Pakistan finance minister sees staff deal on $1.2 billion IMF payout this week

By Karin Strohecker and Andrea Shalal

WASHINGTON (Reuters) -Pakistan is set to sign a preliminary deal on a review of its loan programme with the International Monetary Fund this week, the country’s finance minister said, a key step to securing another $1.24 billion payout from the lender.

An IMF team left Pakistan last week without signing so-called staff-level agreements on reviews of its two main support programmes which are worth a combined $8.4 billion.

“The mission was on the ground for a couple of weeks, we had very constructive dialogue with them around the quantitative benchmarks, the structural benchmarks, and we’ve been having some follow-up discussions,” Muhammad Aurangzeb told Reuters during an interview on the sidelines of the IMF and World Bank annual meetings. 

“During the course of this week, we’re hoping that we can get the SLA done.”

RETURN TO CAPITAL MARKETS

Pakistan stocks closed 4% up after the news.

Countries under IMF lending programmes need to pass regular reviews, which, once signed off by the Fund’s executive board, trigger loan tranche payments. 

The IMF support agreed in September 2024 helped shore up Pakistan’s $370 billion economy following a severe economic crisis that sent its currency tumbling.

Aurangzeb said the government now plans to return to capital markets, starting with its first green bond denominated in Chinese yuan before the end of the year, followed by an at least $1 billion international bond. 

“Euro, dollar, Sukuk, Islam Sukuk – we’re keeping our options open,” he said.

Long-delayed state asset sales are also expected to gain traction now after disappointing progress last year.      

Islamabad wants to sell off three power distribution companies and national flag carrier Pakistan International Airlines.    

“We are quite hopeful,” Aurangzeb said about the planned airline sale, adding that lucrative reopened routes to Europe and Britain made it “a very good proposition.”

If it takes off it would be Pakistan’s first major privatisation in roughly two decades.

A deal collapsed last year after a single lowball offer, but the government has since drawn interest from five domestic business groups including Airblue, Lucky Cement, investment firm Arif Habib and military-backed Fauji Fertilizer. 

Final bids are expected later this year.
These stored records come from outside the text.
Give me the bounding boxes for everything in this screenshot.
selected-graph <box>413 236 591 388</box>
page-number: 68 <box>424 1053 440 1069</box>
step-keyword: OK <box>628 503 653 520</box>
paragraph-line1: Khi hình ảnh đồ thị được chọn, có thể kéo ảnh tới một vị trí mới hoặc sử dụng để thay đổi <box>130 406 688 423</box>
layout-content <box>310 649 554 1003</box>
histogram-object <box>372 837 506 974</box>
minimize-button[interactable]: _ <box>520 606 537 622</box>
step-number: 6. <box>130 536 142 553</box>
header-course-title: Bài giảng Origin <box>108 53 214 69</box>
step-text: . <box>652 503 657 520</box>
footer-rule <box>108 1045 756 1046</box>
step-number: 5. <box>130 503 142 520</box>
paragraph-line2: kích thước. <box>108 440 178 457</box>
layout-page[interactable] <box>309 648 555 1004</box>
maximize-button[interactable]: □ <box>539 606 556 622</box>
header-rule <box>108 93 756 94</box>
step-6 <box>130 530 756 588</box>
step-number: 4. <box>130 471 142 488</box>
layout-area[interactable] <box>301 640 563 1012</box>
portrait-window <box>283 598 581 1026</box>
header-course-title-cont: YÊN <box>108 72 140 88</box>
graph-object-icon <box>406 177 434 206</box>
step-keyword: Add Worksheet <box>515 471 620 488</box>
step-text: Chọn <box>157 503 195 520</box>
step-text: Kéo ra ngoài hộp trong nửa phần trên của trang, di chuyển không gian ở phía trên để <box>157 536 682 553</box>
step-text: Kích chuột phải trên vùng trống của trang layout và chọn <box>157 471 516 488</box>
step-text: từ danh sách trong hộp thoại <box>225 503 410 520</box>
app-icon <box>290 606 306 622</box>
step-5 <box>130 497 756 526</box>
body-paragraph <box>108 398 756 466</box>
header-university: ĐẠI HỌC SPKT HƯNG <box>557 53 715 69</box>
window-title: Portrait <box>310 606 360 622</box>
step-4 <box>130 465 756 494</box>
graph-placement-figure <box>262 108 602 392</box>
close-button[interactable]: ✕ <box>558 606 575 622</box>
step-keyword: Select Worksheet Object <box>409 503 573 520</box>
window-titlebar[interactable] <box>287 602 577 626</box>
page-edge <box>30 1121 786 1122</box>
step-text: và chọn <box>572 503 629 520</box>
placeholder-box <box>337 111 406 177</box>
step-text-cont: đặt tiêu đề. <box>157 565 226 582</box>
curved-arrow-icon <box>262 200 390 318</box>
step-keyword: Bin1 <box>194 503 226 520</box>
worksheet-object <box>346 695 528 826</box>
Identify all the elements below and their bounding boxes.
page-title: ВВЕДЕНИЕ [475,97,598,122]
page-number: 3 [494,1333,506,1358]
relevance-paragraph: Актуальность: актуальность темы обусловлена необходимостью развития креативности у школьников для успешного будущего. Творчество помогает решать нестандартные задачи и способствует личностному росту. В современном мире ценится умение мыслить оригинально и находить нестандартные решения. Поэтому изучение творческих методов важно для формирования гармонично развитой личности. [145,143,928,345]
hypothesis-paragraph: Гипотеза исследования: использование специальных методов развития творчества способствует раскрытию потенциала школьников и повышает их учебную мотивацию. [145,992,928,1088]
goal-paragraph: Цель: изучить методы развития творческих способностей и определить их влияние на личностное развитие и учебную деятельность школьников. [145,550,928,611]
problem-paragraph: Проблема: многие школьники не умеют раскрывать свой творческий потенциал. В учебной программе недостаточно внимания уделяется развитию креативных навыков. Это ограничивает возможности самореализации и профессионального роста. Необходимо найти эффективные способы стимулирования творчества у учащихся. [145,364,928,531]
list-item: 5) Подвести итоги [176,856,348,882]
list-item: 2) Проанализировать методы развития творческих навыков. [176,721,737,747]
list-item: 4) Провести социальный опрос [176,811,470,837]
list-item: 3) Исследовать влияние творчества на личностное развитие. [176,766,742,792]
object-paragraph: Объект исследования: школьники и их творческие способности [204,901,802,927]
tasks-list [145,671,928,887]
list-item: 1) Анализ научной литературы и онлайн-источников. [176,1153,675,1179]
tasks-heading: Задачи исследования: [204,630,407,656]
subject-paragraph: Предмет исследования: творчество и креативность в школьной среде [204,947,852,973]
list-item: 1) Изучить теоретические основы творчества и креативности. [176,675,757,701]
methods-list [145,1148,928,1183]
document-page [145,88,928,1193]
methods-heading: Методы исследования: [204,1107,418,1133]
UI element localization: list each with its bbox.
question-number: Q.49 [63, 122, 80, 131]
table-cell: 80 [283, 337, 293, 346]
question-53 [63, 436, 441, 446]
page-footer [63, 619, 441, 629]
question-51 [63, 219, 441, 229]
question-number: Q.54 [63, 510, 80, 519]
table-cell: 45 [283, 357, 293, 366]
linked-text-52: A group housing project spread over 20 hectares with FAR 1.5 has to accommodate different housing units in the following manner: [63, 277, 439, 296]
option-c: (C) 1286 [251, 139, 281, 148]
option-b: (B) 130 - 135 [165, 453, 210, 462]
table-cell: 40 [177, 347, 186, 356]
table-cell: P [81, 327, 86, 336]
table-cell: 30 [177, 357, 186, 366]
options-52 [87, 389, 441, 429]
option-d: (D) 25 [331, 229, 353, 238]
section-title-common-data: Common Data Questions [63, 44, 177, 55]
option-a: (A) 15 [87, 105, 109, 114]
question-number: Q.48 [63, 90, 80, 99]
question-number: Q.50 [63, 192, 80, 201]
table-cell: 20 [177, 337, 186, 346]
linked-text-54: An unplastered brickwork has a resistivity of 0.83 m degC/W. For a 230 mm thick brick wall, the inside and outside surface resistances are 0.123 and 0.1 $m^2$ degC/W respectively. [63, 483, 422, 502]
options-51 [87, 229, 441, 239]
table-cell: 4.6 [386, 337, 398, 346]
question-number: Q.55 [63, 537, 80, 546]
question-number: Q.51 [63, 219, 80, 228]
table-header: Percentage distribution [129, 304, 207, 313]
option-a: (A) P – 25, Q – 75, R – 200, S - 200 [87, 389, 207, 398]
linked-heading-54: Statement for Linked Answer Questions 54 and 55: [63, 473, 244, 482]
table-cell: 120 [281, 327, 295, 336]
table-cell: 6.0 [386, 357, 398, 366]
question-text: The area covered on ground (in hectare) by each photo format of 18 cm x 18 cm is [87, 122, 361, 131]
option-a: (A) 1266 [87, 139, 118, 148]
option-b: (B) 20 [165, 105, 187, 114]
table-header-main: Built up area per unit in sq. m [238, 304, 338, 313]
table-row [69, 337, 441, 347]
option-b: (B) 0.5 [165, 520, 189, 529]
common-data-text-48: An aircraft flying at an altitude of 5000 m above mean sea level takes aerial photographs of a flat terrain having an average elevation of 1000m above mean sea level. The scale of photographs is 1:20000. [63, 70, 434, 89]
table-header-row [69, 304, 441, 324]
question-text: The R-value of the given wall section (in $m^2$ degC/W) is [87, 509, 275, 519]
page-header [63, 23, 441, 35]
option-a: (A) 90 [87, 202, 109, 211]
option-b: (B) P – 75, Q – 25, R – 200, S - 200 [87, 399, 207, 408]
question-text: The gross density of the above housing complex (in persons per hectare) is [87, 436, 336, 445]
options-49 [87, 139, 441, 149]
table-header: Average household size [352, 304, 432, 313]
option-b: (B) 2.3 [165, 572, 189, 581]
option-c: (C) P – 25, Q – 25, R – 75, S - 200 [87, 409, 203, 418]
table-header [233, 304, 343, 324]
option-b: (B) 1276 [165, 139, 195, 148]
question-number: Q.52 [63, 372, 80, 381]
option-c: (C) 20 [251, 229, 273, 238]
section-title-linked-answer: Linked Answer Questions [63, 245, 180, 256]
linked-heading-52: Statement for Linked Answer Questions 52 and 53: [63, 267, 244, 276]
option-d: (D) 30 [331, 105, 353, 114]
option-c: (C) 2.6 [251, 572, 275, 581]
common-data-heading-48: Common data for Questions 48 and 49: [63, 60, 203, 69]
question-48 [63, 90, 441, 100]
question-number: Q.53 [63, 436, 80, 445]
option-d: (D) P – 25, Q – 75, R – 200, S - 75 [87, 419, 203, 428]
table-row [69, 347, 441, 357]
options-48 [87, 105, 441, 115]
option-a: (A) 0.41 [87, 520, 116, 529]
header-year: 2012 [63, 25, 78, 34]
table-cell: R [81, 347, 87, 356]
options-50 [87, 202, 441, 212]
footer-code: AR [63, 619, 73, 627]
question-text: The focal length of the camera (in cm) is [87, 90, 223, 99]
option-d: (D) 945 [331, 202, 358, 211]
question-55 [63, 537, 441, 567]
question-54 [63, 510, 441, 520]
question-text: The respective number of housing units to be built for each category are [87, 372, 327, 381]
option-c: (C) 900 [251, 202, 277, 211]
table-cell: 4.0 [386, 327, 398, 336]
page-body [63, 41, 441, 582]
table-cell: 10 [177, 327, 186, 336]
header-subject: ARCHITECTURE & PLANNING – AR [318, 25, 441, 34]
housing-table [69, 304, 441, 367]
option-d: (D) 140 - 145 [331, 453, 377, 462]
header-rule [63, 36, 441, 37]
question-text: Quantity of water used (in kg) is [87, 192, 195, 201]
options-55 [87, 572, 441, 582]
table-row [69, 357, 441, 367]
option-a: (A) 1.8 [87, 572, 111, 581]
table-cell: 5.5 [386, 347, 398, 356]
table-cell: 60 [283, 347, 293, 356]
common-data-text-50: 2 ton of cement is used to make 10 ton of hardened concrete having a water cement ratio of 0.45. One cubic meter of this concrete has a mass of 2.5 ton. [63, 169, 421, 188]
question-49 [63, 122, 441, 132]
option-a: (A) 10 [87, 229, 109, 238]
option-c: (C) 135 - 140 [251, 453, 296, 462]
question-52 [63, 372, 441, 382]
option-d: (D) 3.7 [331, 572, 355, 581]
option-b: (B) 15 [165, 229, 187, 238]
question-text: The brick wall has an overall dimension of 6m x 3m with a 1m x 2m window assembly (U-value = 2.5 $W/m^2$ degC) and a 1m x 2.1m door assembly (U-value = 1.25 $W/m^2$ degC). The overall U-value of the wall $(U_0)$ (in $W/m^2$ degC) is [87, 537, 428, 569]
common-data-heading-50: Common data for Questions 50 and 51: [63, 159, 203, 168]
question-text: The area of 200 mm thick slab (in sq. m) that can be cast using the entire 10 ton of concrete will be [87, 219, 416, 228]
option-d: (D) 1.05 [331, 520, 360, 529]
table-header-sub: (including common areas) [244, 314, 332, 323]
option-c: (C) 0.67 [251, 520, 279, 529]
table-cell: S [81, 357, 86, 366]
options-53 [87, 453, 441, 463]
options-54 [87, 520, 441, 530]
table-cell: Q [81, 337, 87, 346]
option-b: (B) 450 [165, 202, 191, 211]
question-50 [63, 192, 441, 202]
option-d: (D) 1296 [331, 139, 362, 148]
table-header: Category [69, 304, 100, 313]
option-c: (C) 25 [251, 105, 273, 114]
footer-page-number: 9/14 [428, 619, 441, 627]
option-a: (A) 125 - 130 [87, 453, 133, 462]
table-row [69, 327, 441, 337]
The government also hopes the privatisation of a yet to be named financial institution could move ahead this month.

MEETING WITH US OFFICIALS

Aurangzeb, who is expected to meet with U.S. Treasury Secretary Scott Bessent this week, said Pakistan was relieved to have ended up with a 19% U.S. tariff having originally braced for a 29% levy.

Discussions about U.S. investments in the country’s oil and gas and minerals and mining sectors are now taking place, he said, though he added it was early days.

Pakistan recently signed a memorandum of understanding with Reko Diq, run by mining firm Barrick Gold, for a first copper mine, with the overall project potentially growing to as much as $6.5 billion to $7 billion, Aurangzeb said.

“The potential of this sector is huge,” he said, citing growing demand due to the global energy transition away from fossil fuels.

Pakistan is also trying to maintain strong ties with China.

“I don’t quite frankly see it as an and-or discussion, it’s very much an and-and discussion for us,” he said, when asked whether Pakistan’s growing ties with Washington signalled a shift in its dealings with Beijing.

Asked whether Washington’s reluctance to fund climate change projects could hit Pakistan, Aurangzeb said the country was well-positioned to weather it, given a $1.3-billion Resilience and Sustainability facility with the IMF as well as a $2-billion World Bank programme, of which one-third is earmarked for climate change, and other programmes.

“I think there is enough (available funding) at this point in time that we can move forward with the adaptation agenda. The ball is in our court.”